Supergirl Saturday: Action Comics #254, “Supergirl’s Foster Parents!”
|August 17, 2013||Posted by Jess under Comics, Supergirl Saturday|
Last week, Supergirl used deceit and trickery to get her fellow orphan Timmy adopted into a household that’s sure to be totally emotionally healthy forever. This week, she gets adopted herself! Or does she?
I hope I’m not ruining things for you guys when I tell you that being adopted by the Dales does not, in fact, work out for Linda. I can’t tell if that narration box is mocking her for it or calling Superman out on being a d-bag.
Our story proper opens with Linda helping out a “space rocket” that’s having trouble achieving orbit. When she arrives, she’s introduced to the Dales:
“They wish to adopt some girl!” Any old girl will do, I guess! (Actually, spoiler, it will. Still, I love that super-rude phrasing.)
Like last time, Linda tries to avoid getting adopted, this time by burning the roast she’s cooking with her X-ray vision so that the Dales think she’s careless, but unfortunately, they like their meat well-done:
Weirdly, no one seems to notice Linda removing the roast pan from the oven with her bare hands.
Anyway, she glumly agrees to be adopted, since it would look suspicious for any orphan not to leap at the chance, but after a little time with the Dales, she starts to hope that maybe it’ll all work out:
The life of the adopted kid is still pretty nightmarish in this world, as Linda is immediately put to work without, you know, being asked if she’d like to be part of a circus act. I love her comment that running a sideshow isn’t dishonest. I mean, obviously the Dales are con artists, but can you imagine a normal person’s response? “Uh…thanks? Did you think I was a safecracker or something? Is that going to be a problem?”
Anyway, Linda cheerfully becomes the star of the “strong girl act,” thanks to some props that make it look like she has super-strength – which, as she points out in every single panel, she oh-so-ironically does!
Alas, it’s all fun and games until you realize your new adoptive parents are actually stock characters from a 19th century morality play:
I was going to scoff at the idea of people in 1959 being gullible enough to think a drink at a sideshow would give them superpowers, but that’s basically how Elongated Man became a superhero, so maybe they’re just genre-savvy.
If Dale already knows exactly what’s in that very simple drink, why does he need a chemist to make it?
The next day, Linda is getting ready for the show with the Dales when the elephant they use in their act trips, and Linda’s forced to save her adoptive folks:
The Dales quickly rush to buy the chemist’s “new formula” for the power tonic (“I dunno, I guess I put a little more ginger in?”), but…

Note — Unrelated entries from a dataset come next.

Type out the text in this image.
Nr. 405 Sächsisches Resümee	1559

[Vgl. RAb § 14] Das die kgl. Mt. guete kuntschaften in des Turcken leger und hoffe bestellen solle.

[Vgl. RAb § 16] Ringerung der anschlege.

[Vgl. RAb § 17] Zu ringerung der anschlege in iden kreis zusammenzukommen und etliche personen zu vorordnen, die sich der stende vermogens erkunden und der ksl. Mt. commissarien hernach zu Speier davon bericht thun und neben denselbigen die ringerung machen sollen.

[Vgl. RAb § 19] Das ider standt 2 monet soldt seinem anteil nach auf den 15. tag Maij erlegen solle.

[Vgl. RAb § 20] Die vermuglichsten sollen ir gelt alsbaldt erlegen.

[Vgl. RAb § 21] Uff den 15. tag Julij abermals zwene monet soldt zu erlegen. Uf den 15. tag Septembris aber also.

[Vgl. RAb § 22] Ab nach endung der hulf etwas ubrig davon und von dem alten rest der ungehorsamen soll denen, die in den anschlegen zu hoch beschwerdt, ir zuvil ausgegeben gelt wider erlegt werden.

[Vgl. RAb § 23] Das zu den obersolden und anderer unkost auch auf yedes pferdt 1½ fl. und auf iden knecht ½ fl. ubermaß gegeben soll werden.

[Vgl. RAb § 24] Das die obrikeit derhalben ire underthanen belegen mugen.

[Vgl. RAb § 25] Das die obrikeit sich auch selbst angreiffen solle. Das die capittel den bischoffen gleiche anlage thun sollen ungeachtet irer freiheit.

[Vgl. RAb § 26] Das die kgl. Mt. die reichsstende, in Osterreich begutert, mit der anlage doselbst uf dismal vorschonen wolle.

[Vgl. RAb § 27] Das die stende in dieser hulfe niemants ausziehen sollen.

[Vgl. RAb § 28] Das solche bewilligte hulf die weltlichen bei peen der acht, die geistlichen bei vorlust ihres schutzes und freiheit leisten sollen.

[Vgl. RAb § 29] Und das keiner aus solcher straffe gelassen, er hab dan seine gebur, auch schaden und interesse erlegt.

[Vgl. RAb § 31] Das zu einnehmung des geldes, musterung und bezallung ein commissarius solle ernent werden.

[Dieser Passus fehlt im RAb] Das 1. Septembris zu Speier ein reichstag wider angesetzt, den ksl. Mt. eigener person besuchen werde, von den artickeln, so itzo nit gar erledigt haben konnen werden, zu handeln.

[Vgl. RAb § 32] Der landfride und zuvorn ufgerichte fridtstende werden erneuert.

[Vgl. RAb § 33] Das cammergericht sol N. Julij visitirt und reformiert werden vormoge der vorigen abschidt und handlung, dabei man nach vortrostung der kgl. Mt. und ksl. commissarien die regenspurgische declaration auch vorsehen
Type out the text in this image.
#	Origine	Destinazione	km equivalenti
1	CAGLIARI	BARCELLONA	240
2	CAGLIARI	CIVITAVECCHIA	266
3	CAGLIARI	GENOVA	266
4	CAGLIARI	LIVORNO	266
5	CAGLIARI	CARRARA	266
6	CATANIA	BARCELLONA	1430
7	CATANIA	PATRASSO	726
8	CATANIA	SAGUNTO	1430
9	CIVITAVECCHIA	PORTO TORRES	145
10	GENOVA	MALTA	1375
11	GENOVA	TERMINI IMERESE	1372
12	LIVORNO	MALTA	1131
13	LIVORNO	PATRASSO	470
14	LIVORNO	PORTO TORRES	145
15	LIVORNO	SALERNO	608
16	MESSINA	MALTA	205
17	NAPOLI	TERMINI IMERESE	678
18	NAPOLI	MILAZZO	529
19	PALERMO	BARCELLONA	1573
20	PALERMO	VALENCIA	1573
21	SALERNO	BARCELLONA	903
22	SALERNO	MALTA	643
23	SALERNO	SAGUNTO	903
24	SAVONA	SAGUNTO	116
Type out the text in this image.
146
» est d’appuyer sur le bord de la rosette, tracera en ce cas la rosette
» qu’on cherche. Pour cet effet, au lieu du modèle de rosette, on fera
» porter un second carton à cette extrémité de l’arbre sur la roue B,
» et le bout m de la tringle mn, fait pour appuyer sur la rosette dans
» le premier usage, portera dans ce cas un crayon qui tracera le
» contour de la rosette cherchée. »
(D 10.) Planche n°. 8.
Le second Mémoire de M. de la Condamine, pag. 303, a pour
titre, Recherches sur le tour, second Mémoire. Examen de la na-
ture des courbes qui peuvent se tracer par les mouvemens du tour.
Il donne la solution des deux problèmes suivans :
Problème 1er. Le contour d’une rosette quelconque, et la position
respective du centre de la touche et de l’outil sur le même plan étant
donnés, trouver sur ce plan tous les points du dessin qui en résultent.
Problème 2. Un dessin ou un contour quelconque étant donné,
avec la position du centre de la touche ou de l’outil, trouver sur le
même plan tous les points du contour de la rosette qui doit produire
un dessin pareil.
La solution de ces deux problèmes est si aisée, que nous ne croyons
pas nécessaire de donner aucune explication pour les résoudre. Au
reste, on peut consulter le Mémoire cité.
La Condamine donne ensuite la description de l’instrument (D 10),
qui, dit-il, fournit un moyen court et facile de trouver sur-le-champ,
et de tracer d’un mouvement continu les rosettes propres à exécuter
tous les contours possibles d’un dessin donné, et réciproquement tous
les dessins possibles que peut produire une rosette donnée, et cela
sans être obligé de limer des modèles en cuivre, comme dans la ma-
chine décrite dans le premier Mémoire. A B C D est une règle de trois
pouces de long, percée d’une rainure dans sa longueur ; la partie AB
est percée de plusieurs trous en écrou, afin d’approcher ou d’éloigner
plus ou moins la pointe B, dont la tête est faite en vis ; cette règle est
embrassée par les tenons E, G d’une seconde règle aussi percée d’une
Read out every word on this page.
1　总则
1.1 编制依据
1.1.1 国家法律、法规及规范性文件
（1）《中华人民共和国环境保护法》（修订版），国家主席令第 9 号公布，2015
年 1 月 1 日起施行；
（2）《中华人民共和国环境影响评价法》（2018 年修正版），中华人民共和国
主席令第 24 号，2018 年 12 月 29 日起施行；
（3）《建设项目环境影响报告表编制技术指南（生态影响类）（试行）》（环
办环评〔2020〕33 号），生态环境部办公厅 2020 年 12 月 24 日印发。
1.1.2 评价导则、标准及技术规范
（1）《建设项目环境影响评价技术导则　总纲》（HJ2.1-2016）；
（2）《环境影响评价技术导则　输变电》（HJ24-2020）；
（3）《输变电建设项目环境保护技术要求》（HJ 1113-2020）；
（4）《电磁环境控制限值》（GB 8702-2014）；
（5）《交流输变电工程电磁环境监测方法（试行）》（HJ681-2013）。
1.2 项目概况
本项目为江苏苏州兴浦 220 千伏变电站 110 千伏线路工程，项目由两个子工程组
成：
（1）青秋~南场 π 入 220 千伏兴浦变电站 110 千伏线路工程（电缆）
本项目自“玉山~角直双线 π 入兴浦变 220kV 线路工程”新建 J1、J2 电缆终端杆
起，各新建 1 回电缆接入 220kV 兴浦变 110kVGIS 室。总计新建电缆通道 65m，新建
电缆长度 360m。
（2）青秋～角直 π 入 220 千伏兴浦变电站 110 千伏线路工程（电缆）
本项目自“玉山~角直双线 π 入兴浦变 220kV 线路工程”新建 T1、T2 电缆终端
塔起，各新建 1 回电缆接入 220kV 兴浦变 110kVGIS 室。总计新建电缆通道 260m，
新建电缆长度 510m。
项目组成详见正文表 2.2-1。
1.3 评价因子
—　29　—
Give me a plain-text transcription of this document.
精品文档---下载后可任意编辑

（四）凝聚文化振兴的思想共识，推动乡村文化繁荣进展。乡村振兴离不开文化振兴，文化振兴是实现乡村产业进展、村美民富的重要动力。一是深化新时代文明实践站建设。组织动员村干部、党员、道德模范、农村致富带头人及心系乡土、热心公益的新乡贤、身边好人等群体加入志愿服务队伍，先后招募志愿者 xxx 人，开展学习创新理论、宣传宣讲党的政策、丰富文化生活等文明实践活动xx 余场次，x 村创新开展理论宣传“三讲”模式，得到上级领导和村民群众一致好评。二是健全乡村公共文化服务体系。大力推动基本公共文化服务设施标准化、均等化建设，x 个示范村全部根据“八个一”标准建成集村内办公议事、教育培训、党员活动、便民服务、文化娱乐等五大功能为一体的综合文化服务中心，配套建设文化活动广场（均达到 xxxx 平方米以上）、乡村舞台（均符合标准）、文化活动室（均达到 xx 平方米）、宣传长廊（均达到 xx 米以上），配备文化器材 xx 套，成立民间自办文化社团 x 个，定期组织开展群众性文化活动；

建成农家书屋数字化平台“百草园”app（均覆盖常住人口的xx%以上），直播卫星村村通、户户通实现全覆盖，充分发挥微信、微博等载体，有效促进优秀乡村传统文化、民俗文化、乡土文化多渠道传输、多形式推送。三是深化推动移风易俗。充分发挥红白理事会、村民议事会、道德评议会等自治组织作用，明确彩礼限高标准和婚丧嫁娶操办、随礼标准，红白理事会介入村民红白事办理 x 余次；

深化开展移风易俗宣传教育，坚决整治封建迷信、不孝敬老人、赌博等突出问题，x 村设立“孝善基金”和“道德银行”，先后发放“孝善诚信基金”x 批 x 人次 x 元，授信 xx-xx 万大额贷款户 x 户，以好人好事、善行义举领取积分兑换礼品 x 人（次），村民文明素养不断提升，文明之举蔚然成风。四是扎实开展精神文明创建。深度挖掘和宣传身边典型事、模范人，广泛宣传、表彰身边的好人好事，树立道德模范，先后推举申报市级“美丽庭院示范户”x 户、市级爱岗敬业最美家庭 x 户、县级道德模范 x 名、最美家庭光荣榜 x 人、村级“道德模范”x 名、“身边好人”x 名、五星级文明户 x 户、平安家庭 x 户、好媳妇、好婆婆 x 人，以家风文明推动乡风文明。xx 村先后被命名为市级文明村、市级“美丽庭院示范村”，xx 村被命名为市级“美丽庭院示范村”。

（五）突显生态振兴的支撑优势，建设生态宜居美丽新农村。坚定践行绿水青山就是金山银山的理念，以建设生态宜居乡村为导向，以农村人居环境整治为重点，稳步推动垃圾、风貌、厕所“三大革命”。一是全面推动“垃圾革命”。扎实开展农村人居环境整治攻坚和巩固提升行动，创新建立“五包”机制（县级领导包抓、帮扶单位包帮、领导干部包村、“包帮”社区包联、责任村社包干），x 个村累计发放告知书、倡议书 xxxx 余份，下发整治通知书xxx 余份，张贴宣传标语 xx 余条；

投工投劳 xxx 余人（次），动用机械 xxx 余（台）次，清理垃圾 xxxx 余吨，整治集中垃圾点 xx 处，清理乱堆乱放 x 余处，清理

…Earth’s yellow sun gives Kryptonians the ability to build incredibly lifelike puppets in record time! Seriously, the idea of the Dales conducting business with a giant, Uncanny Valley marionette freaks me out so bad. Linda returns the money with the help of her super-memory and, presumably, looking into every window in town like a creeper, and returns to the orphanage. And you guys, I can’t decide which bit of completely unnecessary cruelty in that last panel I love more: the fact that the Dales apparently make Linda walk back to the orphanage and inform Miss Hart that they can’t afford her anymore, or that Miss Hart tears up what might be Linda’s only hope for a new family right in front of her. (Also, wouldn’t you want to keep those records?) People in the Silver Age were stone cold.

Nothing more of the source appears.